Seguire un meteorite a ritroso fino a trovare il punto esatto sulla superficie marziana dal quale si è staccato. È quello che hanno fatto – in maniera meno romanzata, ovviamente – un gruppo di ricercatori per circa la metà dei duecento meteoriti marziani raccolti sulla Terra, ed espulsi durante circa dieci impatti sulla superficie del Pianeta rosso. Lo studio è stato pubblicato la settimana scorsa su Science Advances.
I meteoriti marziani altro non sono che rocce che si staccano dalla superficie del pianeta in seguito a un impatto. Se, in seguito all’impatto, queste rocce vengono accelerate fino a superare la velocità di fuga del pianeta su cui si trovano (in questo caso Marte), possono uscire dal suo campo gravitazionale e mettersi in orbita attorno al Sole. Da qui, alcuni pezzi finiscono per essere catturati dalla gravità della Terra e cadono sul nostro pianeta come meteoriti. Eventi simili sono accaduti circa dieci volte nella storia recente di Marte.
«Pensiamo di aver trovato i crateri di origine per la metà di tutti i dieci gruppi di meteoriti marziani, e questo cambierà radicalmente il modo in cui li studiamo», commenta Chris Herd, curatore della Collezione di meteoriti dell’Università di Los Angeles e primo autore dell’articolo. L’esplosione che genera i meteoriti, infatti, lascia un cratere da impatto sulla superficie di Marte. Quelli presenti nelle regioni Tharsis ed Elysium, secondo Herd e coautori, sarebbero proprio i luoghi di provenienza di molti dei meteoriti giunti sulla terra.
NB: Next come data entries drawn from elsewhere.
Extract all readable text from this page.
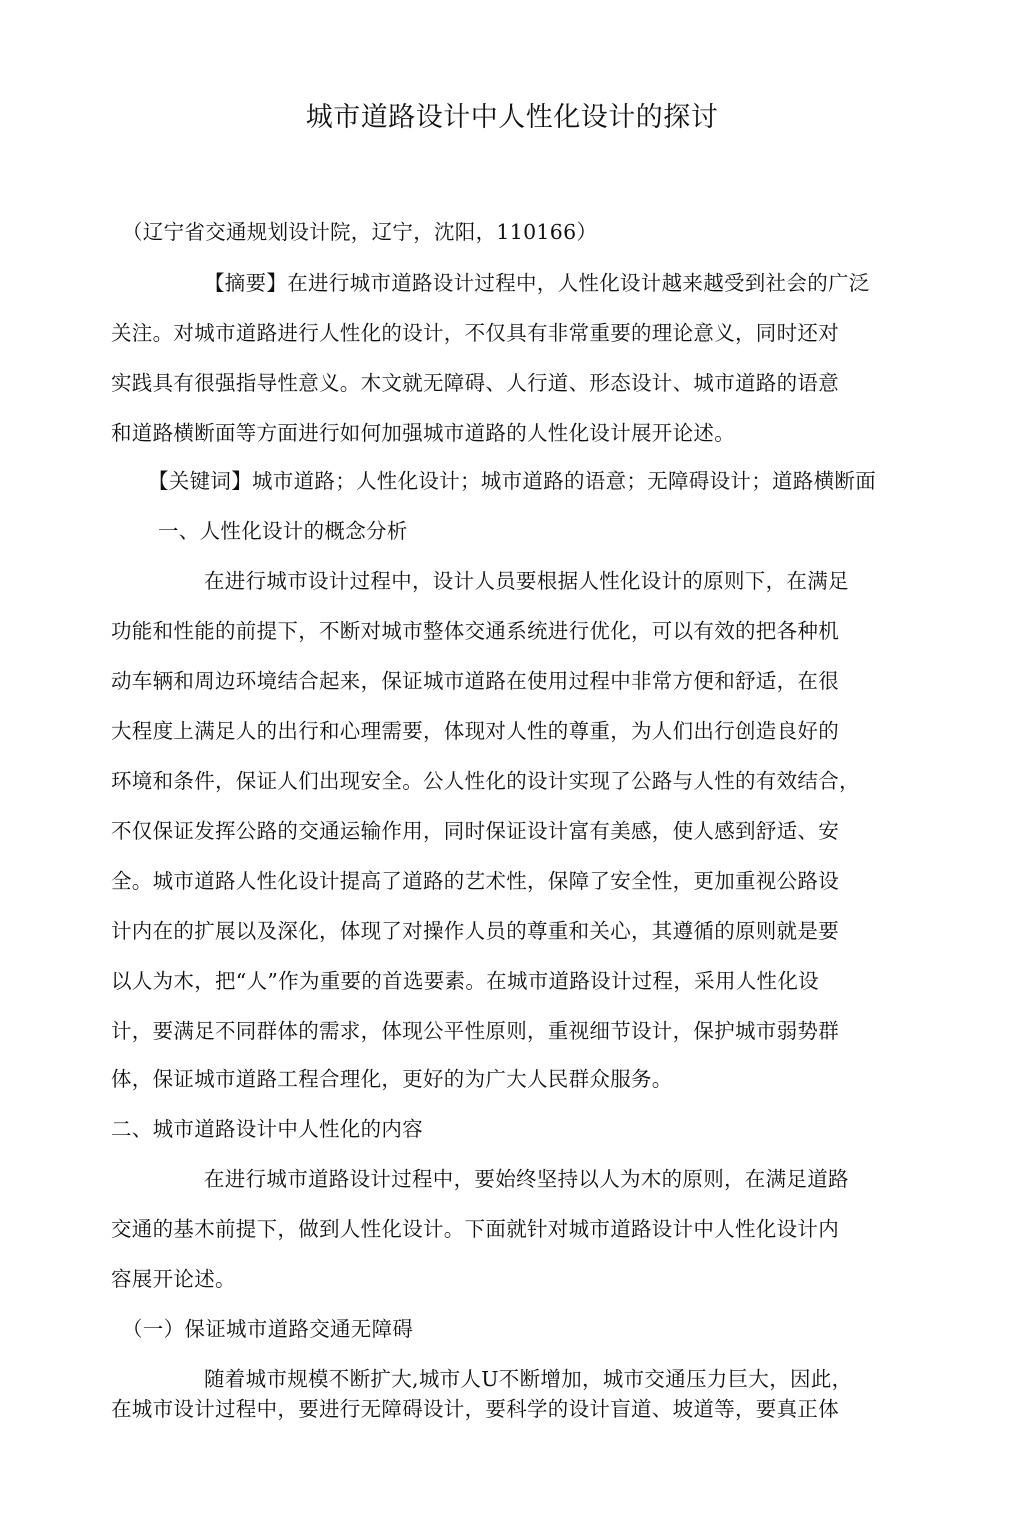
城市道路设计中人性化设计的探讨
（辽宁省交通规划设计院，辽宁，沈阳，110166）
【摘要】在进行城市道路设计过程中，人性化设计越来越受到社会的广泛
关注。对城市道路进行人性化的设计，不仅具有非常重要的理论意义，同时还对
实践具有很强指导性意义。木文就无障碍、人行道、形态设计、城市道路的语意
和道路横断面等方面进行如何加强城市道路的人性化设计展开论述。
【关键词】城市道路；人性化设计；城市道路的语意；无障碍设计；道路横断面
一、人性化设计的概念分析
在进行城市设计过程中，设计人员要根据人性化设计的原则下，在满足
功能和性能的前提下，不断对城市整体交通系统进行优化，可以有效的把各种机
动车辆和周边环境结合起来，保证城市道路在使用过程中非常方便和舒适，在很
大程度上满足人的出行和心理需要，体现对人性的尊重，为人们出行创造良好的
环境和条件，保证人们出现安全。公人性化的设计实现了公路与人性的有效结合，
不仅保证发挥公路的交通运输作用，同时保证设计富有美感，使人感到舒适、安
全。城市道路人性化设计提高了道路的艺术性，保障了安全性，更加重视公路设
计内在的扩展以及深化，体现了对操作人员的尊重和关心，其遵循的原则就是要
以人为木，把“人”作为重要的首选要素。在城市道路设计过程，采用人性化设
计，要满足不同群体的需求，体现公平性原则，重视细节设计，保护城市弱势群
体，保证城市道路工程合理化，更好的为广大人民群众服务。
二、城市道路设计中人性化的内容
在进行城市道路设计过程中，要始终坚持以人为木的原则，在满足道路
交通的基木前提下，做到人性化设计。下面就针对城市道路设计中人性化设计内
容展开论述。
（一）保证城市道路交通无障碍
随着城市规模不断扩大,城市人U不断增加，城市交通压力巨大，因此，
在城市设计过程中，要进行无障碍设计，要科学的设计盲道、坡道等，要真正体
Ma c’è di più. La promessa pronunciata dallo scienziato si riferisce al fatto che questo studio, combinando osservazioni e modelli, ha messo a punto un metodo per determinare la provenienza dei meteoriti applicabile in futuro ad altri corpi.
«L’idea di prendere un gruppo di meteoriti che sono stati espulsi tutti nello stesso momento e poi fare studi mirati su di essi per determinare dove si trovavano prima di essere espulsi – questo per me è l’emozionante passo successivo».
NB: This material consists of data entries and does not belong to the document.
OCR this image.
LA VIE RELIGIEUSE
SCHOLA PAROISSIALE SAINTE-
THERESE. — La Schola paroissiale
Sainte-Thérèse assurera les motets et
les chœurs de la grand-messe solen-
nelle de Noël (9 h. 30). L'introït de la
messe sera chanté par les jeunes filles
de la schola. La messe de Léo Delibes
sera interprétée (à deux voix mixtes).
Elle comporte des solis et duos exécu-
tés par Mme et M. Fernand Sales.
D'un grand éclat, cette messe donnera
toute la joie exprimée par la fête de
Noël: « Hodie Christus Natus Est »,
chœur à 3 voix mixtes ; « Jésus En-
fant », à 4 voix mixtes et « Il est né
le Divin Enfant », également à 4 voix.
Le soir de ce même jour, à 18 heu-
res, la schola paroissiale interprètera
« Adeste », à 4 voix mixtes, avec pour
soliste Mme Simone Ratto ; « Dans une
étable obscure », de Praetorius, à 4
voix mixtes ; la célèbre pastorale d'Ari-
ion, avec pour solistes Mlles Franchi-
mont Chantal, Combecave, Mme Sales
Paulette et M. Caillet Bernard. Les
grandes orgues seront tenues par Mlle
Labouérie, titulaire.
Lo studio pubblicato ha determinato che i gruppi di meteoriti accoppiati all’espulsione derivano da flussi di lava non più profondi di 26 metri sulla superficie di Marte, permettendo di associare gruppi di meteoriti accoppiati all’espulsione a specifici crateri di origine e unità geologiche, e fornendo così un contesto per inquadrarli nel loro territorio di provenienza, e per vincolare – grazie agli studi microscopici – l’età delle unità geologiche di origine. Nello studio, inoltre, si dimostra che ci sono crateri che potrebbero aver prodotto meteoriti marziane non ancora presenti nelle collezioni mondiali di meteoriti e che devono ancora essere scoperte.
Con queste nuove conoscenze in mano, ora, sembra inevitabile guardare alle meteoriti marziani con occhi diversi. “È la cosa più vicina a quella che possiamo avere andando davvero su Marte e raccogliendo una roccia”, dice Herd.